What about the material of pillowcases? It is often suggested that one should opt for silk or satin pillowcases to limit the formation of sleep wrinkles and that, unlike polyester and cotton, these materials do not "mark" the skin. However, using silk or satin will not reduce the appearance of these skin folds in any way. As a reminder, sleep wrinkles are caused by the crushing of the facial skin against the pillow, or the position of the head. Therefore, regardless of the chosen material, the head will always be positioned in the same way on the pillow.

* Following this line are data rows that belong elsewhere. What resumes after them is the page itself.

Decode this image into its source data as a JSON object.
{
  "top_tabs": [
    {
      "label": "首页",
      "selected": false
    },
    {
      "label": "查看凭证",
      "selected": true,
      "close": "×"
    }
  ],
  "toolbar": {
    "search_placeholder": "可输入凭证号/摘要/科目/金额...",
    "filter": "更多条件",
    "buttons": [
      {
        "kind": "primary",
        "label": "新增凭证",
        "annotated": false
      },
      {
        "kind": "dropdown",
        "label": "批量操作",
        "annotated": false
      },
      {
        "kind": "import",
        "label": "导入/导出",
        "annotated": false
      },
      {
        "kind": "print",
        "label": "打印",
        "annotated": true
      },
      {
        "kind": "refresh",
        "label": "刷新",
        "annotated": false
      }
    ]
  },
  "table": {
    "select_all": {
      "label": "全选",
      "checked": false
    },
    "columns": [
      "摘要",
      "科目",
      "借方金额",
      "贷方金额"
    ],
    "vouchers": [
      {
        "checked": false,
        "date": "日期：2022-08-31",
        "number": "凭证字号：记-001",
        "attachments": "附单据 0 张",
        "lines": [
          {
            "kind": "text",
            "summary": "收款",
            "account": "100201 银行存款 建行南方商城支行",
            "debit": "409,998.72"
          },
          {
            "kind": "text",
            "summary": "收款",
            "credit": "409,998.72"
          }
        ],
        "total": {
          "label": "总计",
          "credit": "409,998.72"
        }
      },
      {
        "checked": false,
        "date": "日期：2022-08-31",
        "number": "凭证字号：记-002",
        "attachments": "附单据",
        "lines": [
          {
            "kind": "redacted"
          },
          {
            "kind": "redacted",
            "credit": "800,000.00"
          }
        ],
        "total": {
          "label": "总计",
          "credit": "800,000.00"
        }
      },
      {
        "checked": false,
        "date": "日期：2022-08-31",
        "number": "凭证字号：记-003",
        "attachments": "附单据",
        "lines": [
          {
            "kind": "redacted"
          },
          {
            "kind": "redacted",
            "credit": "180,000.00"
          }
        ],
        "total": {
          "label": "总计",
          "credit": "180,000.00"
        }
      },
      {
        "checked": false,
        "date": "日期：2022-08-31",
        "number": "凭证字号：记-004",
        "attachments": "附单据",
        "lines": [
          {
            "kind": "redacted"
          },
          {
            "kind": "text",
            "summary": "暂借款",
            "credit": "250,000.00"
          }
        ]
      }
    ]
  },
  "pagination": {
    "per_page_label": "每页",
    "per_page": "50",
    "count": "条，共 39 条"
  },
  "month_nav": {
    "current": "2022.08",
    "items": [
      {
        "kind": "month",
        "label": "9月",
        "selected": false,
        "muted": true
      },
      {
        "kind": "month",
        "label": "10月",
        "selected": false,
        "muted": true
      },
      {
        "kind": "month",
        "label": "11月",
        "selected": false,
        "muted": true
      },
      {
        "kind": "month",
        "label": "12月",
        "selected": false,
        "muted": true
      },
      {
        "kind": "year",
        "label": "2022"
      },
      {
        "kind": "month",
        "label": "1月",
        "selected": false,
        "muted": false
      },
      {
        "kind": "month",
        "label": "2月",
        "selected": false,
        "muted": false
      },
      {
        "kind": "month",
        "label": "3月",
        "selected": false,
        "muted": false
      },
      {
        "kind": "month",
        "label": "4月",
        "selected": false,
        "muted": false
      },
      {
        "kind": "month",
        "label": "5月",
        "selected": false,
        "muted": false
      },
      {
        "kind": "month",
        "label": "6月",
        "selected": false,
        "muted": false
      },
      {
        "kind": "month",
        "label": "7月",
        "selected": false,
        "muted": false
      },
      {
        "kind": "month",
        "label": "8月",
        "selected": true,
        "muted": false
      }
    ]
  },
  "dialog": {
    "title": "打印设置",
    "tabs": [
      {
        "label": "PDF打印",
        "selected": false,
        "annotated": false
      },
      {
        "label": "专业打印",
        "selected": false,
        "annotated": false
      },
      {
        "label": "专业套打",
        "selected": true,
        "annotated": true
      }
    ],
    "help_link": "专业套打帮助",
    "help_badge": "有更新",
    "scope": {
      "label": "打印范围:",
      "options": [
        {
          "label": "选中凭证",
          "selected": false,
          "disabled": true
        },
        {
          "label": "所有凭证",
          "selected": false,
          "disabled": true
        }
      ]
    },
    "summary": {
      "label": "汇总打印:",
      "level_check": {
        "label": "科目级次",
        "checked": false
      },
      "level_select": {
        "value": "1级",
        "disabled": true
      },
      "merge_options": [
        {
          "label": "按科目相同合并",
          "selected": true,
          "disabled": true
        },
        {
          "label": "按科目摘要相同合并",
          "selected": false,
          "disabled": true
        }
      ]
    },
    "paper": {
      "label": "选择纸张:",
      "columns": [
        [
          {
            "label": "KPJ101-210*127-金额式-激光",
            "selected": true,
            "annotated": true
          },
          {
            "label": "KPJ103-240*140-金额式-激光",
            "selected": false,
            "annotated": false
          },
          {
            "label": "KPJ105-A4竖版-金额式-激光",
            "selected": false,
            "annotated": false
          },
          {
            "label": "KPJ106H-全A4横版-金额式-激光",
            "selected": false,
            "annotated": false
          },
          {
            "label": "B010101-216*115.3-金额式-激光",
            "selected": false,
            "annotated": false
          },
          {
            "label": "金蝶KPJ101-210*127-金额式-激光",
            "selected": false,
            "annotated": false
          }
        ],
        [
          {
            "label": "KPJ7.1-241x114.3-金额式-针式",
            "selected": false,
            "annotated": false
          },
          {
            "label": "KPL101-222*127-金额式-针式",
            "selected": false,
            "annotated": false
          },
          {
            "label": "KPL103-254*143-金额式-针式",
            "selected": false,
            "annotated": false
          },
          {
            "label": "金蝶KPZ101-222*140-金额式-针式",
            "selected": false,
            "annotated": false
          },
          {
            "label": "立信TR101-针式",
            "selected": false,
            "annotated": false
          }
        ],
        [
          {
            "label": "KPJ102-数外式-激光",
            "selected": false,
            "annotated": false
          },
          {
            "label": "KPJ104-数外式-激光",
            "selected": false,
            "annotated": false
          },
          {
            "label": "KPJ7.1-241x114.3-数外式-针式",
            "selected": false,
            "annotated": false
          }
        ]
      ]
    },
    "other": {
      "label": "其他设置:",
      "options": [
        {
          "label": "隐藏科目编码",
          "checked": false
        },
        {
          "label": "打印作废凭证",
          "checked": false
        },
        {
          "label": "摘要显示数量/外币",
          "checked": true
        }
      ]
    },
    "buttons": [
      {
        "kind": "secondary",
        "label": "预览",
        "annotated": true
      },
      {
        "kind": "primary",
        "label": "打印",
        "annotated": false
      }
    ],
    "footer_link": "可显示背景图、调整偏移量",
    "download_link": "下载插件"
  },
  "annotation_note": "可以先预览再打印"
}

How to reduce sleep wrinkles?

When we smile or frown, our facial muscles contract for a brief period, whereas the deformation of the skin caused by contact with the pillow lasts for hours. This is why sleep wrinkles are more challenging to correct, and the use of fillers only produces a short-term effect.

Sources

  • GOLDBERG L. H. & al. The influence of age and patient positioning on skin tension lines. Journal of Dermatologic Surgery and Oncology (1993).

  • GAMINICHI F. & al. Sleep lines. Dermatologic Surgery (1999).

  • ASLAN G. & al. A new phenomenon: “Sleep lines” on the face. Scandinavian Journal of Plastic and Reconstructive Surgery and Hand Surgery (2004).

  • DAHMANE R. & al. The influence of sleeping on the formation of facial wrinkles. Journal of Cosmetic & Laser Therapy (2012).

  • LAMBROS V. & al. Sleep wrinkles: facial aging and facial distortion during sleep. Aesthetic Surgery Journal (2016).